The NWSA is the second-largest export gateway for overall agricultural and forest products in the U.S. The value of those exports exceeded $6.8 billion in 2016, making up 76 percent of NWSA containerized exports.
“Washington farmers export 80 to 90 percent of their wheat, and so we are deeply reliant on foreign markets to ensure the success of our state’s growers,” said Mike Miller, former chair of the Washington Grain Commission and current chairman of the U.S. Wheat Associates. “Our product is an easy target for retaliatory tariffs, which not only have the potential to reduce sales to overseas partners, but also disrupt long-term relationships that have taken years to cultivate.”
While the potential for retaliatory tariffs from impacted trading partners is unclear, major steel and aluminum importers are also significant Washington trading partners. For example, Canada, Mexico, China and the European Union account for 50 percent of the destinations for exports through the Port of Seattle seaport, 45 percent through Sea-Tac and 37 percent of the destinations through the Port of Tacoma.

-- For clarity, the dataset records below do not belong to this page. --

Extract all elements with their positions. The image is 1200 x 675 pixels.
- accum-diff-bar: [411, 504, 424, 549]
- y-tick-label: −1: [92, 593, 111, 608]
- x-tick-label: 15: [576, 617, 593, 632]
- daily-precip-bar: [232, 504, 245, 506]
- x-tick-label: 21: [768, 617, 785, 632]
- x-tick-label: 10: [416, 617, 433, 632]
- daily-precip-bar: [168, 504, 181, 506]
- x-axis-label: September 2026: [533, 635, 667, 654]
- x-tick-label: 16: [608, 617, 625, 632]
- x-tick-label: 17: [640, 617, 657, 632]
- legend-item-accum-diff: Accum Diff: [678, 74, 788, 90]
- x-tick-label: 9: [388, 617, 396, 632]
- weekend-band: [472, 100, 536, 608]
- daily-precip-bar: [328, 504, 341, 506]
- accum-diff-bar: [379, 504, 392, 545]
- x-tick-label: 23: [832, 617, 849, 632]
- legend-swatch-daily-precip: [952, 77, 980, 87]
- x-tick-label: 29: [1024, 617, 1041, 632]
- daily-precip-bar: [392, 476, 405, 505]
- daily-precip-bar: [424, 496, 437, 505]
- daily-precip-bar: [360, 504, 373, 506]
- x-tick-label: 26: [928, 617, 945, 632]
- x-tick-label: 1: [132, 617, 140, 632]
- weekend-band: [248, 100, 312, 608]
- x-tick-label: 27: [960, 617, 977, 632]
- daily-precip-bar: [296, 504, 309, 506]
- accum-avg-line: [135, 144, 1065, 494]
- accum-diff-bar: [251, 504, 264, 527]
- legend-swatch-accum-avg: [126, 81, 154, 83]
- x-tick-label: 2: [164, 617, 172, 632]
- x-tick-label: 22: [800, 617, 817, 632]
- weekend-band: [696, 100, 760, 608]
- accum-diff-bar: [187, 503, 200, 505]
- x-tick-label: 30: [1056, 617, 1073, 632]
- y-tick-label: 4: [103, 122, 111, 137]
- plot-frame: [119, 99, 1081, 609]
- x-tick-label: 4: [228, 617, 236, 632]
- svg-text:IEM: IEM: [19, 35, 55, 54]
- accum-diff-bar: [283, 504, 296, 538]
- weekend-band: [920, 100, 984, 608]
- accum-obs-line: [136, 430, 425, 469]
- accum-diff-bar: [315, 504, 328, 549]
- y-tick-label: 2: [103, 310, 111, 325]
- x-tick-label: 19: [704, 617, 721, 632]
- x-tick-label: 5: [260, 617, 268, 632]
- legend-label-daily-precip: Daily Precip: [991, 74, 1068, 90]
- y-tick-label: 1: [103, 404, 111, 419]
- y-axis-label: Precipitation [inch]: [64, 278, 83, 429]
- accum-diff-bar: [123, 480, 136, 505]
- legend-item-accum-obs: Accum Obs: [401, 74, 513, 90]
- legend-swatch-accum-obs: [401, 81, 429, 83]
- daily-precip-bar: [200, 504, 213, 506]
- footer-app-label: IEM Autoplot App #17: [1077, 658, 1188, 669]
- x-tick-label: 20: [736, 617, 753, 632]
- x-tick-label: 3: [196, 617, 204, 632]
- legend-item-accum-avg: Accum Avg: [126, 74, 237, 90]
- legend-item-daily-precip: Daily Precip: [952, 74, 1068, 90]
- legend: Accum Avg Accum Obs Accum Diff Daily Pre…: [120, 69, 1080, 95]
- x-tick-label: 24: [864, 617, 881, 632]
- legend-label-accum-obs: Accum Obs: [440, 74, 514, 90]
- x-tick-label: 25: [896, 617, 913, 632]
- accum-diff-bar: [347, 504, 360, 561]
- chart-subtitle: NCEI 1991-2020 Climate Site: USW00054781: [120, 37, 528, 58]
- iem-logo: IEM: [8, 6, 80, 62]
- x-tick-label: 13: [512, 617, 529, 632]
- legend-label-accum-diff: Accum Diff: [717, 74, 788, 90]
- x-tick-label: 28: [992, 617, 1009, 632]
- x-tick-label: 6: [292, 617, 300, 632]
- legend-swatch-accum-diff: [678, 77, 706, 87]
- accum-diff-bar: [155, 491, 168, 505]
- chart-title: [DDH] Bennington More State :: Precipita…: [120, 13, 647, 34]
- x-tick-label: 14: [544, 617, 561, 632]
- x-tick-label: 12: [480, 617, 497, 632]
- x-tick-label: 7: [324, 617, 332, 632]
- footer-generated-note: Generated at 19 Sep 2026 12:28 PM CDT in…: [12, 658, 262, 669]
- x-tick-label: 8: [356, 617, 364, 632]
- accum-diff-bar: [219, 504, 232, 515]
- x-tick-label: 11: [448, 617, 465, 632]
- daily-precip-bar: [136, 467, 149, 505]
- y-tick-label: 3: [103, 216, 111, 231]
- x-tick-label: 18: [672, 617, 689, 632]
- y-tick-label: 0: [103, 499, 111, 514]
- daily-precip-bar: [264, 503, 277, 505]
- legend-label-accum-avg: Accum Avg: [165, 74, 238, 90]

Retailers Call Plan “Self-Inflicted Wound”
The National Retail Federation's President and CEO Matthew Shay said: “A tariff is a tax, plain and simple. In this case, it’s an unnecessary tax on every American family and a self-inflicted wound on the nation’s economy. Consumers are just beginning to see more money in their paychecks following tax reform, but those gains will soon be offset by higher prices for products ranging from canned goods to cars to electronics.
“The retail industry is extremely concerned by the administration’s apparent desire to ignite a trade war, where the net losers will be the very people the president wants to help. On top of steel and aluminum tariffs, retailers are troubled by the direction of the ongoing NAFTA negotiations and the threat of additional tariffs on consumer goods from China. The true greatness of America cannot be realized when we build walls blocking the free flow of commerce in today’s global economy.”
Tariffs is Inconsistent with U.S. Energy Vision
API President and CEO Jack Gerard today said that the administration’s action on steel tariffs is inconsistent with its vision of a strong U.S. energy and economic future. “We are disappointed by today’s action on steel and aluminum tariffs, and believe it is inconsistent with the administration’s vision on U.S. energy policy and economic growth.
“We remain concerned that implementing tariffs on specialty steel and aluminum, which many U.S. steelmakers do not supply in the quantities and timelines needed for projects could harm America’s energy renaissance and jobs. Steel and aluminum are central to nearly every part of the U.S. energy value chain – from on- and offshore development, to pipelines, refineries, and the local manufacturing facilities that support them.
“We will work with the administration for maximum flexibility and consideration in how today’s proclamation is applied to minimize the impacts to U.S. investment in infrastructure, energy development, and building new facilities for America’s future.”